Analysts say the big firms are unwilling to pay premiums for the "pipeline" projects at the smaller players wind farms approved or awaiting construction which are normally added to current operating assets to arrive at a valuation.
Along with the solar sector, wind companies have suffered from a financial bottleneck over the past 18 months, hampering efforts to build cash-intensive wind farms, while customers have also delayed projects until next year due to funding problems.
But recent activity in the sector, such as the takeover bid for Britain's Novera Energy from private equity-backed Infinis and Centrica's sale of a stake in three wind parks to U.S.-based TCW shows that interest has returned.
Analysts note that smaller players are still struggling for funds because they are seen as risky, giving bigger utilities the chance to snap up their assets cheap.
"Many small players in the wind sector find themselves being too small to go alone and although they often have big pipelines they lack the financing means to realize those. This brings them into a weak negotiation position," says Philippe de Weck, fund manager of Pictet's Clean Energy-P Cap-EUR fund.
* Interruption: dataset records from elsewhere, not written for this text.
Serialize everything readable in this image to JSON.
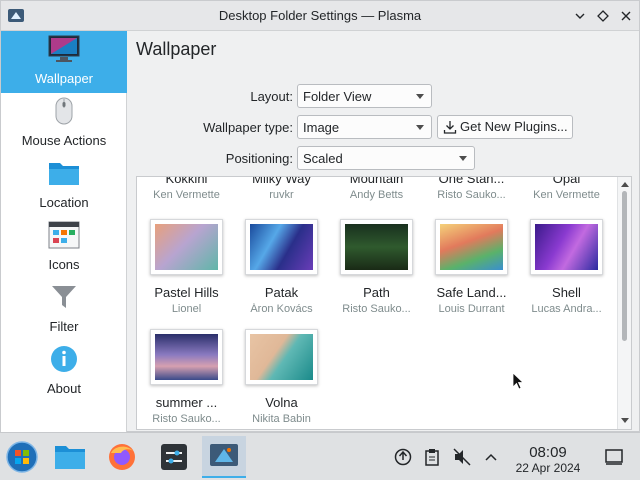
{
  "window": {
    "title": "Desktop Folder Settings — Plasma"
  },
  "sidebar": {
    "items": [
      {
        "label": "Wallpaper",
        "icon": "wallpaper-icon",
        "active": true
      },
      {
        "label": "Mouse Actions",
        "icon": "mouse-icon",
        "active": false
      },
      {
        "label": "Location",
        "icon": "folder-icon",
        "active": false
      },
      {
        "label": "Icons",
        "icon": "icons-grid-icon",
        "active": false
      },
      {
        "label": "Filter",
        "icon": "filter-icon",
        "active": false
      },
      {
        "label": "About",
        "icon": "info-icon",
        "active": false
      }
    ]
  },
  "main": {
    "title": "Wallpaper",
    "layout_label": "Layout:",
    "layout_value": "Folder View",
    "wallpaper_type_label": "Wallpaper type:",
    "wallpaper_type_value": "Image",
    "get_plugins_label": "Get New Plugins...",
    "positioning_label": "Positioning:",
    "positioning_value": "Scaled"
  },
  "wallpapers": {
    "top_row": [
      {
        "name": "Kokkini",
        "author": "Ken Vermette"
      },
      {
        "name": "Milky Way",
        "author": "ruvkr"
      },
      {
        "name": "Mountain",
        "author": "Andy Betts"
      },
      {
        "name": "One Stan...",
        "author": "Risto Sauko..."
      },
      {
        "name": "Opal",
        "author": "Ken Vermette"
      }
    ],
    "items": [
      {
        "name": "Pastel Hills",
        "author": "Lionel"
      },
      {
        "name": "Patak",
        "author": "Áron Kovács"
      },
      {
        "name": "Path",
        "author": "Risto Sauko..."
      },
      {
        "name": "Safe Land...",
        "author": "Louis Durrant"
      },
      {
        "name": "Shell",
        "author": "Lucas Andra..."
      },
      {
        "name": "summer ...",
        "author": "Risto Sauko..."
      },
      {
        "name": "Volna",
        "author": "Nikita Babin"
      }
    ]
  },
  "taskbar": {
    "apps": [
      "start-menu-icon",
      "file-manager-icon",
      "firefox-icon",
      "settings-icon",
      "plasma-settings-icon"
    ],
    "time": "08:09",
    "date": "22 Apr 2024"
  },
  "colors": {
    "accent": "#3daee9",
    "window_bg": "#eff0f1"
  }
}
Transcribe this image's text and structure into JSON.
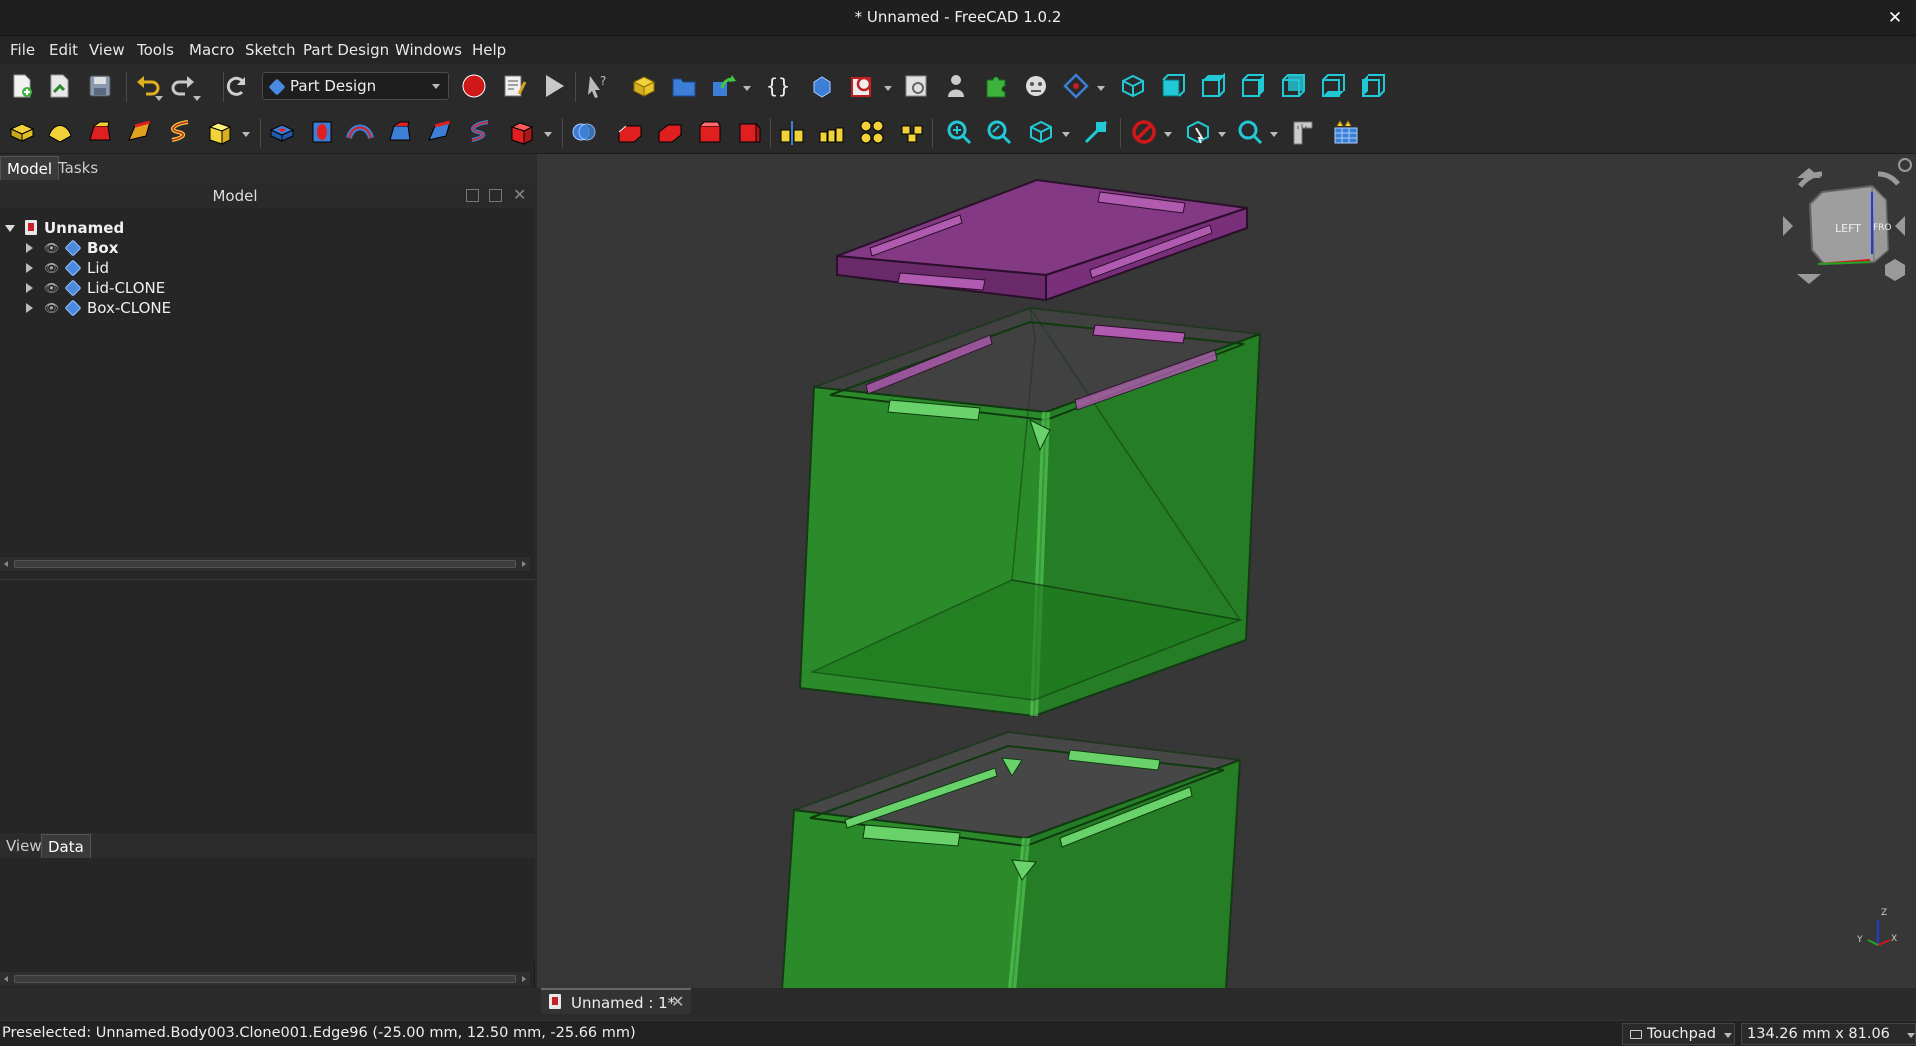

The unwillingness of big players to pay premiums for pipelines they could end up funding is reflected in valuations of smaller wind companies, roughly categorized as those with operating assets of under 200 megawatts.
According to Thomson Reuters database StarMine, both Renewable Energy Generation (REG) and Renewable Energy Holding (REH) have a price-to-book ratio of 0.8 and 0.7, respectively, with a low ratio indicating undervaluation.
"What fund managers want from small renewable energy companies is a demonstrable ability to grow equity value," said Arbuthnot analyst David Cunningham.
Cunningham said that companies such as Novera, which has described a 62.5 pence per share bid from its major shareholder as significantly undervaluing the company, REH and REG will struggle to get a good valuation because they aren't making a profit.
Treasa Ni Chonghaile, fund manager of KBC's Eco Alternative Energy fund which holds shares in Novera said that German wind company PNE Wind could become a likely takeover candidate. The company's current price-to-book ratio stands at 1.3, compared with 2.3 of bigger German rival Nordex.
Britain's Clipper Windpower is another example. Last month it said it was in talks with potential investors that could lead to a "significant investment," not ruling out that the company could be taken over completely.
Like Novera it may struggle with valuation though.
"Management is negotiating from a position of weakness and against a deadline. In our view, only an auction can deliver upside, as a single buyer would surely see Clipper as a distressed seller," said Nomura Code analyst Ken Rumph.
Valuations are distorted, putting Clipper's price to earnings ratio for 2010 at 90.1, according to Thomson One Analytics, compared with 13.0 for the sector.
Clipper's net loss for the first half of 2009 was $120.2 million, while net income for 2010 is seen at $9.9 million.
Scepticism is mainly based on concerns that smaller companies present more risks when it comes to financing and thus discounts are logical in the current environment, KBC's Ni Chonghaile added.
Shares of larger wind energy companies such as Germany's Nordex, Danish market leader Vestas and India's Suzlon have on average outperformed smaller players such as PNE, Renewable Energy Generation and Renewable Energy Holding by about 7 percent year-to-date.
"It's very hard in the current climate to put a value on a pipeline of development opportunities," said Stephen Mahon, Chief Investment Officer at Low Carbon Investors UK, the fund manager for London-listed Low Carbon Accelerator.
"People have got much shorter time horizons than they used to have, so anything which hasn't got any real tangible value today is being heavily discounted," he added.